Now that I have created a post about read ahead material, the next "killer skill" is the actual briefing itself.
Bill Casey (email@example.com), a faculty member of the Navy's Executive Learning Center (at Navy Post-Graduate School, where the Navy Corporate Business Course is taught), recently distributed a set of notes he compiled from a session with senior leaders about how they like to be briefed. You’ll find it interesting and possibly quite useful, but I recommend a more condensed and organized version of the material that I had put into point paper form (both files are available in the "Files Available for Download" section of this site). If you are having to endure painful briefings yourself (I would be surprised if this were not the case), you might pass the information along to the briefers, circling the advice that you particularly would like to see followed.

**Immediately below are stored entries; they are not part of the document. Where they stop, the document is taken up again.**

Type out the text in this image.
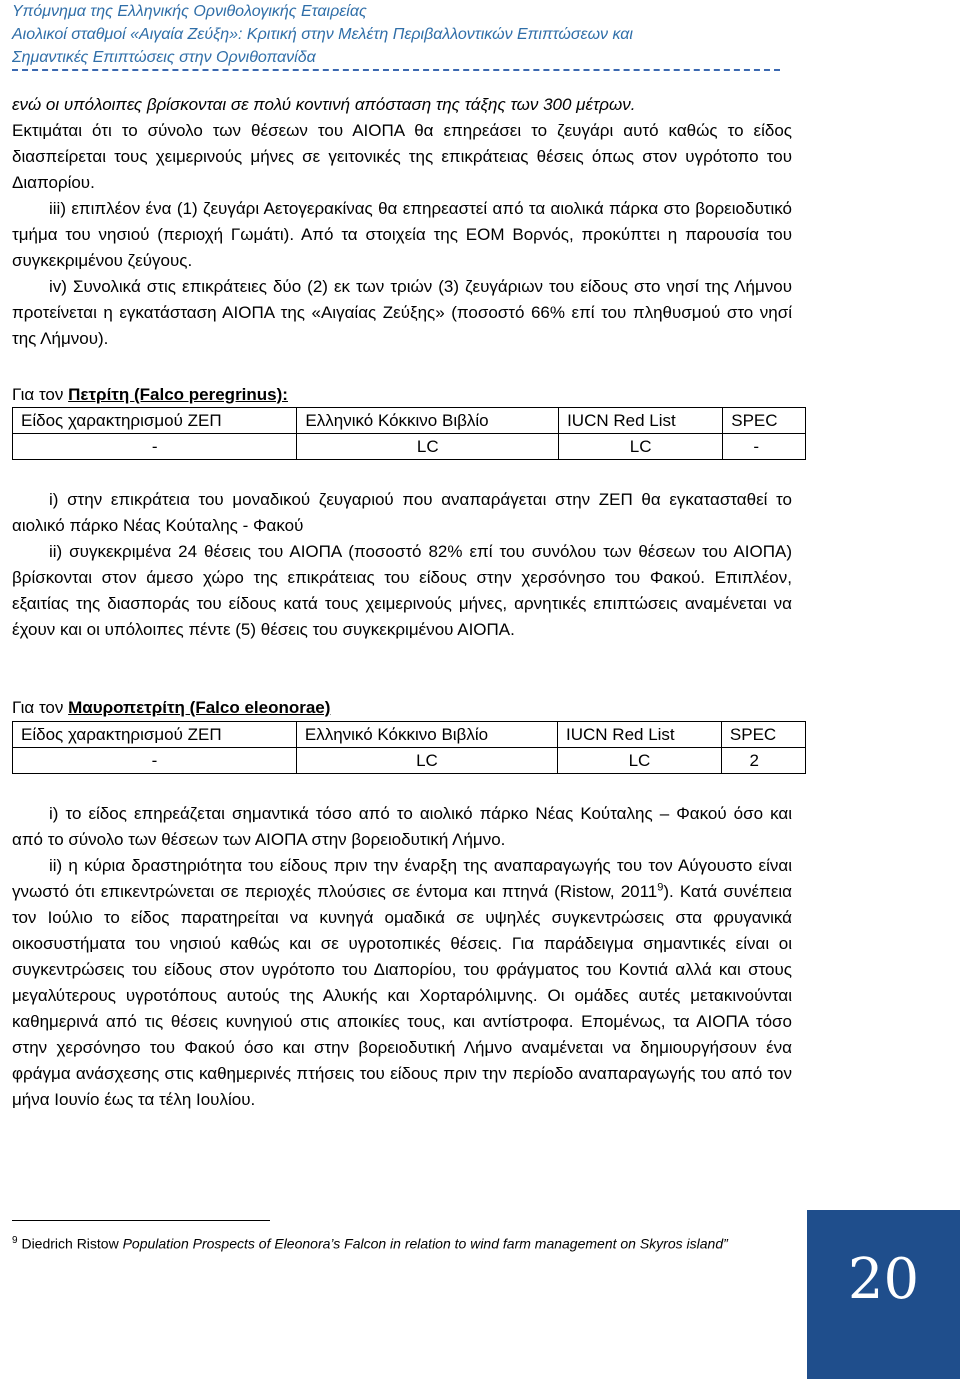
Υπόμνημα της Ελληνικής Ορνιθολογικής Εταιρείας
Αιολικοί σταθμοί «Αιγαία Ζεύξη»: Κριτική στην Μελέτη Περιβαλλοντικών Επιπτώσεων και
Σημαντικές Επιπτώσεις στην Ορνιθοπανίδα

ενώ οι υπόλοιπες βρίσκονται σε πολύ κοντινή απόσταση της τάξης των 300 μέτρων.

Εκτιμάται ότι το σύνολο των θέσεων του ΑΙΟΠΑ θα επηρεάσει το ζευγάρι αυτό καθώς το είδος διασπείρεται τους χειμερινούς μήνες σε γειτονικές της επικράτειας θέσεις όπως στον υγρότοπο του Διαπορίου.

iii) επιπλέον ένα (1) ζευγάρι Αετογερακίνας θα επηρεαστεί από τα αιολικά πάρκα στο βορειοδυτικό τμήμα του νησιού (περιοχή Γωμάτι). Από τα στοιχεία της ΕΟΜ Βορνός, προκύπτει η παρουσία του συγκεκριμένου ζεύγους.

iv) Συνολικά στις επικράτειες δύο (2) εκ των τριών (3) ζευγάριων του είδους στο νησί της Λήμνου προτείνεται η εγκατάσταση ΑΙΟΠΑ της «Αιγαίας Ζεύξης» (ποσοστό 66% επί του πληθυσμού στο νησί της Λήμνου).

Για τον Πετρίτη (Falco peregrinus):
Είδος χαρακτηρισμού ΖΕΠ	Ελληνικό Κόκκινο Βιβλίο	IUCN Red List	SPEC
-	LC	LC	-

i) στην επικράτεια του μοναδικού ζευγαριού που αναπαράγεται στην ΖΕΠ θα εγκατασταθεί το αιολικό πάρκο Νέας Κούταλης - Φακού

ii) συγκεκριμένα 24 θέσεις του ΑΙΟΠΑ (ποσοστό 82% επί του συνόλου των θέσεων του ΑΙΟΠΑ) βρίσκονται στον άμεσο χώρο της επικράτειας του είδους στην χερσόνησο του Φακού. Επιπλέον, εξαιτίας της διασποράς του είδους κατά τους χειμερινούς μήνες, αρνητικές επιπτώσεις αναμένεται να έχουν και οι υπόλοιπες πέντε (5) θέσεις του συγκεκριμένου ΑΙΟΠΑ.

Για τον Μαυροπετρίτη (Falco eleonorae)
Είδος χαρακτηρισμού ΖΕΠ	Ελληνικό Κόκκινο Βιβλίο	IUCN Red List	SPEC
-	LC	LC	2

i) το είδος επηρεάζεται σημαντικά τόσο από το αιολικό πάρκο Νέας Κούταλης – Φακού όσο και από το σύνολο των θέσεων των ΑΙΟΠΑ στην βορειοδυτική Λήμνο.

ii) η κύρια δραστηριότητα του είδους πριν την έναρξη της αναπαραγωγής του τον Αύγουστο είναι γνωστό ότι επικεντρώνεται σε περιοχές πλούσιες σε έντομα και πτηνά (Ristow, 2011$^9$). Κατά συνέπεια τον Ιούλιο το είδος παρατηρείται να κυνηγά ομαδικά σε υψηλές συγκεντρώσεις στα φρυγανικά οικοσυστήματα του νησιού καθώς και σε υγροτοπικές θέσεις. Για παράδειγμα σημαντικές είναι οι συγκεντρώσεις του είδους στον υγρότοπο του Διαπορίου, του φράγματος του Κοντιά αλλά και στους μεγαλύτερους υγροτόπους αυτούς της Αλυκής και Χορταρόλιμνης. Οι ομάδες αυτές μετακινούνται καθημερινά από τις θέσεις κυνηγιού στις αποικίες τους, και αντίστροφα. Επομένως, τα ΑΙΟΠΑ τόσο στην χερσόνησο του Φακού όσο και στην βορειοδυτική Λήμνο αναμένεται να δημιουργήσουν ένα φράγμα ανάσχεσης στις καθημερινές πτήσεις του είδους πριν την περίοδο αναπαραγωγής του από τον μήνα Ιουνίο έως τα τέλη Ιουλίου.

$^9$ Diedrich Ristow Population Prospects of Eleonora’s Falcon in relation to wind farm management on Skyros island”
20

The part of these notes that may be somewhat counterintuitive for many briefers is keeping things simple. Most people realize that flag officers, especially two stars and beyond have lots of experience and intelligence. What they do not realize is that you are not helping the flag officer cram for a detailed test on your topic. He gets briefed on lots of topics and has influence on broad swaths of Navy operations, personnel, and budgets. The briefer is not trying to make the flag officer an expert, you just want him to gain a grasp of the fundamentals so he can make good decisions (either right now or some time in the future) and that is why he generally only needs to keep the elevator speech version in his head.
Dr. Casey tells me that people have been using his quick little compendium this way: they look it over and it reminds them of common sense ideas they or their team mates have been violating — often in respect to some particular leader. Or, it reminds them of pet peeves they have had with regard to how they are getting briefed. Thus, the “circle the advice” becomes a Chinese menu.